People can spend months, even years, toying with the idea of investing - if that’s you, don’t waste any more time. Make 2025 your year!
Crunch the numbers
One of the most common concerns of first-time investors is that they don’t know how much to set aside. The answer is: whatever you can afford. Retail investing has been democratised in several areas, so if you’re just starting out, you need very little - many platforms let you begin with as little as $1.
You can buy a fraction of a share or ETF with no trading fees and see how the value increases or decreases in real time while markets are open.

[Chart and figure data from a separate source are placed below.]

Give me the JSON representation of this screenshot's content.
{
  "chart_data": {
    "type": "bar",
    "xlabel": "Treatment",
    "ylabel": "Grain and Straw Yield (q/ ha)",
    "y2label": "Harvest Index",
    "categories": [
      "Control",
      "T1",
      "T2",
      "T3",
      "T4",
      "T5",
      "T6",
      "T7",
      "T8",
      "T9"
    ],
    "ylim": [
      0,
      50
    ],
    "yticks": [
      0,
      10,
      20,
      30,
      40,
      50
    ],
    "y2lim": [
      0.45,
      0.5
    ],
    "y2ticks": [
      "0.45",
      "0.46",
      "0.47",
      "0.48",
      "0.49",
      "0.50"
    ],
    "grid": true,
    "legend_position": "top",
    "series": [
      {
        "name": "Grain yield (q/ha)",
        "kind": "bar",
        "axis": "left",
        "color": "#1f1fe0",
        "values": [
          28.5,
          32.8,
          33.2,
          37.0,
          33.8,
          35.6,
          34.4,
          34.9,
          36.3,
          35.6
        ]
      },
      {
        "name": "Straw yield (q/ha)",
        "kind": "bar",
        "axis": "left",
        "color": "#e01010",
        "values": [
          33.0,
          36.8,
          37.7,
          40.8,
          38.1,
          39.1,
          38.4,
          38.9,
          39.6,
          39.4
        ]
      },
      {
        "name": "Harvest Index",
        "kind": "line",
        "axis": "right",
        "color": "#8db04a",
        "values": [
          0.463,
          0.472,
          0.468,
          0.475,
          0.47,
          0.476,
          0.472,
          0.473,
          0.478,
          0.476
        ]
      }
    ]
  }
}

What matters most is setting a regular, manageable amount to invest each month that suits your current investing journey. Over time, these contributions will compound and grow, helping you build a portfolio that aligns with your goals.
Weigh up the risk
Risk tolerance varies from person to person, and getting this balance right is essential. The ultra-wealthy approach risk carefully, often balancing higher-risk investments with stabilisers like bonds or real estate to ensure they’re positioned for growth and protection.
A balanced approach that mixes stocks (higher risk) and bonds (lower risk) is typically a solid choice for beginners. This way, you benefit from growth opportunities without taking on too much volatility.
Investing is about progress over perfection - set goals, choose a risk level that suits you and keep in mind that a steady, long-term approach often yields the best results.
Educate yourself and keep a finger on pulse of changes
The world of finance is constantly changing. Follow reputable news sources to stay updated. You could even consider taking an online investing course, reading investment guides or watching videos to deepen your understanding of investment principles.
Financial regulations are regularly updated and new government policies can affect investments. Be aware of changes to tax laws, pension contributions and investment options in 2025, and if you're ever unsure about your investment choices, it may be worth consulting a certified financial advisor to get tailored advice.